Causal masking applies only within the context window.

7. Sliding Context Window During Generation

During text generation, the context window slides forward.

Assume:

Context window = 8 tokens

[T5 T6 T7 T8 T9 T10 T11 T12]
 ↓
 Predict T13

Next step:

[T6 T7 T8 T9 T10 T11 T12 T13]
↓
Predict T14

Older tokens permanently fall out of memory.

8. What Happens When Input Exceeds the Context Window

Example:

Input tokens:[1][2][3][4][5][6][7][8][9][10][11][12]
Context window = 8

Model sees:

[5][6][7][8][9][10][11][12]

Tokens [1–4]:

Are not attended
Are not cached
Have zero influence on output

9. Encoder vs Decoder Context Windows

Model Type	Example	Context Behavior
Encoder-only	BERT	Full bidirectional attention
Decoder-only	GPT	Left-to-right causal attention
Encoder-Decoder	T5	Encoder & decoder have separate windows

Encoder models see the entire input at once, while decoder models see a growing prefix.

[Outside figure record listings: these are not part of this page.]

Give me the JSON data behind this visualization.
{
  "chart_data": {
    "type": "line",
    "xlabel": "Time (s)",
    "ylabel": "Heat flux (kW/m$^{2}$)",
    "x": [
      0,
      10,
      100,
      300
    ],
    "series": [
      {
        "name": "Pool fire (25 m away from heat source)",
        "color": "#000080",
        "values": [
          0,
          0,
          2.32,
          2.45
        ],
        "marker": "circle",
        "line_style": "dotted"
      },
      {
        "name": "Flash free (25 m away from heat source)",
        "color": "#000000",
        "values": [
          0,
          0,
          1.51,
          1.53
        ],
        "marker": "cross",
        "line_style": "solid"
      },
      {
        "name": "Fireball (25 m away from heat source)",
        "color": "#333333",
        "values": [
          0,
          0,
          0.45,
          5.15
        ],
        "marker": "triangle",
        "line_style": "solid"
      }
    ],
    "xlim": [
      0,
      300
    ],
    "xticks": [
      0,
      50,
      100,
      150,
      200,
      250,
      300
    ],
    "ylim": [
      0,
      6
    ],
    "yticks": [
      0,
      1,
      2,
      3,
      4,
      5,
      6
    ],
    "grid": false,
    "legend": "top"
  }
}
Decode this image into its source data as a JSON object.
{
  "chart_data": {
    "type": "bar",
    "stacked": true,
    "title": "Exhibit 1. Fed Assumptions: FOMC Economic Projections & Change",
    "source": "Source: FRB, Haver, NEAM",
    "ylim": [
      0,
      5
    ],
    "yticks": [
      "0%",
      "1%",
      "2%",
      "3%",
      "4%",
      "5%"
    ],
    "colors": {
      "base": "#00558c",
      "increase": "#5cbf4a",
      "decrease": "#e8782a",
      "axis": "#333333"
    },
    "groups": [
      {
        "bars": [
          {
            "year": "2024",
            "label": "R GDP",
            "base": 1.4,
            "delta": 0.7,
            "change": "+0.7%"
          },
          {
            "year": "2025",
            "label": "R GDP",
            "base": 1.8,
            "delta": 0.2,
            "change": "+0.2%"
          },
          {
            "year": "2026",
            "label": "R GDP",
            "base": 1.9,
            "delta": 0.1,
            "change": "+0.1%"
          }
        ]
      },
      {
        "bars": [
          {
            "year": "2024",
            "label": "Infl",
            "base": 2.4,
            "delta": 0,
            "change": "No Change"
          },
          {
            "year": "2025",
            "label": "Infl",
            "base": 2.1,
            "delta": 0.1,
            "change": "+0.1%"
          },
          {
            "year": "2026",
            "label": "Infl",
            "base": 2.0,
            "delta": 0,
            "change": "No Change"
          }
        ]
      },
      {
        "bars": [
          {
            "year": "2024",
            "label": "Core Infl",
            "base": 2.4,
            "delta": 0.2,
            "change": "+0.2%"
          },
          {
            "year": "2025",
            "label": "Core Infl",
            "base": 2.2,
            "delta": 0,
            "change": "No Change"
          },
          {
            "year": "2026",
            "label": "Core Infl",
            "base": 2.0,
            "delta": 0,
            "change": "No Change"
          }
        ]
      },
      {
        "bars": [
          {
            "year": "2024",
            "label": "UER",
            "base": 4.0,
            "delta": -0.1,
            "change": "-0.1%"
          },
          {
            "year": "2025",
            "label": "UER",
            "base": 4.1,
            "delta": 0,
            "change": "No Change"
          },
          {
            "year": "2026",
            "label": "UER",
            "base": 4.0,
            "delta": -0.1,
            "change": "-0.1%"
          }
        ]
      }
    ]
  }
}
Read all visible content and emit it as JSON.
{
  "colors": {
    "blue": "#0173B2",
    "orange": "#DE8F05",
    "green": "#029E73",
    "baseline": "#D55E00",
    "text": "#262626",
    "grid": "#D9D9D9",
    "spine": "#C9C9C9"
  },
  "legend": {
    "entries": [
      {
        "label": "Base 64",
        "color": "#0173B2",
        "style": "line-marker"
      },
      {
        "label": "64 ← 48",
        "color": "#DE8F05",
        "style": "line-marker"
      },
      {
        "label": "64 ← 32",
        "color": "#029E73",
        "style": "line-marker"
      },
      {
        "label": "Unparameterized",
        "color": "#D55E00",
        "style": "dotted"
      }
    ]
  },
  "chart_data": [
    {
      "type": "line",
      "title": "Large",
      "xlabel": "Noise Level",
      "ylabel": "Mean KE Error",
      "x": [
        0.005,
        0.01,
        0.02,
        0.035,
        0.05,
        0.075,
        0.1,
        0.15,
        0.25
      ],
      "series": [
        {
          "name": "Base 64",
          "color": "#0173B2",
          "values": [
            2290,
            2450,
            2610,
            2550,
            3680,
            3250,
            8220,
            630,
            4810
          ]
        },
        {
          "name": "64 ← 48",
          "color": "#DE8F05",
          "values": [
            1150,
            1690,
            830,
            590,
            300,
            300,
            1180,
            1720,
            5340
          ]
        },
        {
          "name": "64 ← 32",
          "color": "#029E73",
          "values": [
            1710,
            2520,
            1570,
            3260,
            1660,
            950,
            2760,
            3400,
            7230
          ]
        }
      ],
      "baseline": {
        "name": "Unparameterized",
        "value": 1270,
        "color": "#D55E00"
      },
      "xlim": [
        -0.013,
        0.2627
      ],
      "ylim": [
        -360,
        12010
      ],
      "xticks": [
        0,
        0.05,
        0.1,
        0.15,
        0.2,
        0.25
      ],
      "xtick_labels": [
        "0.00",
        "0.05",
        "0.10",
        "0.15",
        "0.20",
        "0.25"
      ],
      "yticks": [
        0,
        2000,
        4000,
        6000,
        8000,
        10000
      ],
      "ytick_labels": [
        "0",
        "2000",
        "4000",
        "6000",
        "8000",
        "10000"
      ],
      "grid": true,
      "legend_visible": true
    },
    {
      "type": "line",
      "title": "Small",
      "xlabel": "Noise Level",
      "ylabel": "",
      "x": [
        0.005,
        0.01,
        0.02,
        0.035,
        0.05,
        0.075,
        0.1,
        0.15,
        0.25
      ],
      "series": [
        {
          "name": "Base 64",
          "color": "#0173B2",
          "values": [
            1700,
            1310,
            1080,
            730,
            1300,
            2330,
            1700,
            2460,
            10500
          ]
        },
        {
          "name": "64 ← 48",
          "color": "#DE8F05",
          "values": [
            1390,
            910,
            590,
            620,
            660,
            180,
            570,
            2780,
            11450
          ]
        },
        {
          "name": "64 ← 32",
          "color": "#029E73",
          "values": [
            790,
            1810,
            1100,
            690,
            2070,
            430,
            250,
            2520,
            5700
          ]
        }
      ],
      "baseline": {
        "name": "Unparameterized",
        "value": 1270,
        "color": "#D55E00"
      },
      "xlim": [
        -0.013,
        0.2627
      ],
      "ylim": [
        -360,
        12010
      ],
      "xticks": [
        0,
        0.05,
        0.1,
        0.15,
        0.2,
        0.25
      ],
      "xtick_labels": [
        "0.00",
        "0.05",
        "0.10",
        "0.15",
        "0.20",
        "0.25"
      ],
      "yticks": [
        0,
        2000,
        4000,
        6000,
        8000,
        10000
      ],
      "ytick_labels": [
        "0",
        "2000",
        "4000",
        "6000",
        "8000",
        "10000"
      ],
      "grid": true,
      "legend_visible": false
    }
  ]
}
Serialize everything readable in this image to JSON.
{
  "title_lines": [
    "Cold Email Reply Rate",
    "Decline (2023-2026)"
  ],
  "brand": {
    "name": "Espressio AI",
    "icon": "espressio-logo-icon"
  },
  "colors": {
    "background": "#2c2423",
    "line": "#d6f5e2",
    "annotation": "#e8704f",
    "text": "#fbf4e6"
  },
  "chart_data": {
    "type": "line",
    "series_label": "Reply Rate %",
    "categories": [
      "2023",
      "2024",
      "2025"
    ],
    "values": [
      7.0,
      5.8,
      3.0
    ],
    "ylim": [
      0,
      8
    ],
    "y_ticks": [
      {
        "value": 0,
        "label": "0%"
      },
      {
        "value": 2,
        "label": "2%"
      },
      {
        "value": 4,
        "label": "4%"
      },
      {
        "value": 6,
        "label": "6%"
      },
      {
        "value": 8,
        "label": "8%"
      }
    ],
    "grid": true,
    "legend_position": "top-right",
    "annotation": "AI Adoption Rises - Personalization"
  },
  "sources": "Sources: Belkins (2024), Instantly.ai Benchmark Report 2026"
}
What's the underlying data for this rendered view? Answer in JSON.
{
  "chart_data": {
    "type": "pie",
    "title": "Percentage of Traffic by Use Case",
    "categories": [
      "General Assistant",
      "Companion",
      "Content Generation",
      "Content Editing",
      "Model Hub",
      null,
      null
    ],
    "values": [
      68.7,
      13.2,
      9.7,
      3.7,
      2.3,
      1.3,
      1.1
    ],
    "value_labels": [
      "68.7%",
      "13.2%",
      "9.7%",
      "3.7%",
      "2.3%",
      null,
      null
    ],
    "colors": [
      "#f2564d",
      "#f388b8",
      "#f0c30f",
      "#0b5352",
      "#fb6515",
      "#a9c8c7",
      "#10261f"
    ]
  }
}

10. Why LLMs "Forget" Earlier Conversations

LLMs have no persistent memory.

They operate strictly on:

Current Context Window - Self-Attention - Output

Once tokens fall outside the window:

They are not remembered
They cannot influence reasoning
The model behaves as if they never existed

11. Context Window in Retrieval-Augmented Generation (RAG)

In RAG systems, the context window must hold:

System Prompt + User Query + Retrieved Document Chunks <= Context Window

RAG Context Diagram

User Query
   ↓
Embedding Model
   ↓
Vector Database
   ↓
Top-K Chunks
   ↓
LLM Context Window
   ↓
Generated Answer

If retrieved chunks exceed the context window:

Older or less relevant chunks are dropped
Answer quality degrades

Chunk size, overlap, and Top-K are chosen based on context window size

12. Engineering Trade-offs

Larger Context Window	Smaller Context Window
Better long-document handling	Faster inference
Higher GPU memory	Lower cost
Higher latency	Less truncation control
More expensive	Easier deployment

13. Key Takeaways

Context window is the working memory of an LLM
Defined by self-attention O(N²) complexity
Tokens outside the window do not exist
Larger context ≠ better reasoning by default
RAG design is tightly coupled to context size

14. One-Line Summary

The context window defines how much text an LLM can reason over at once; everything outside it is invisible to the model.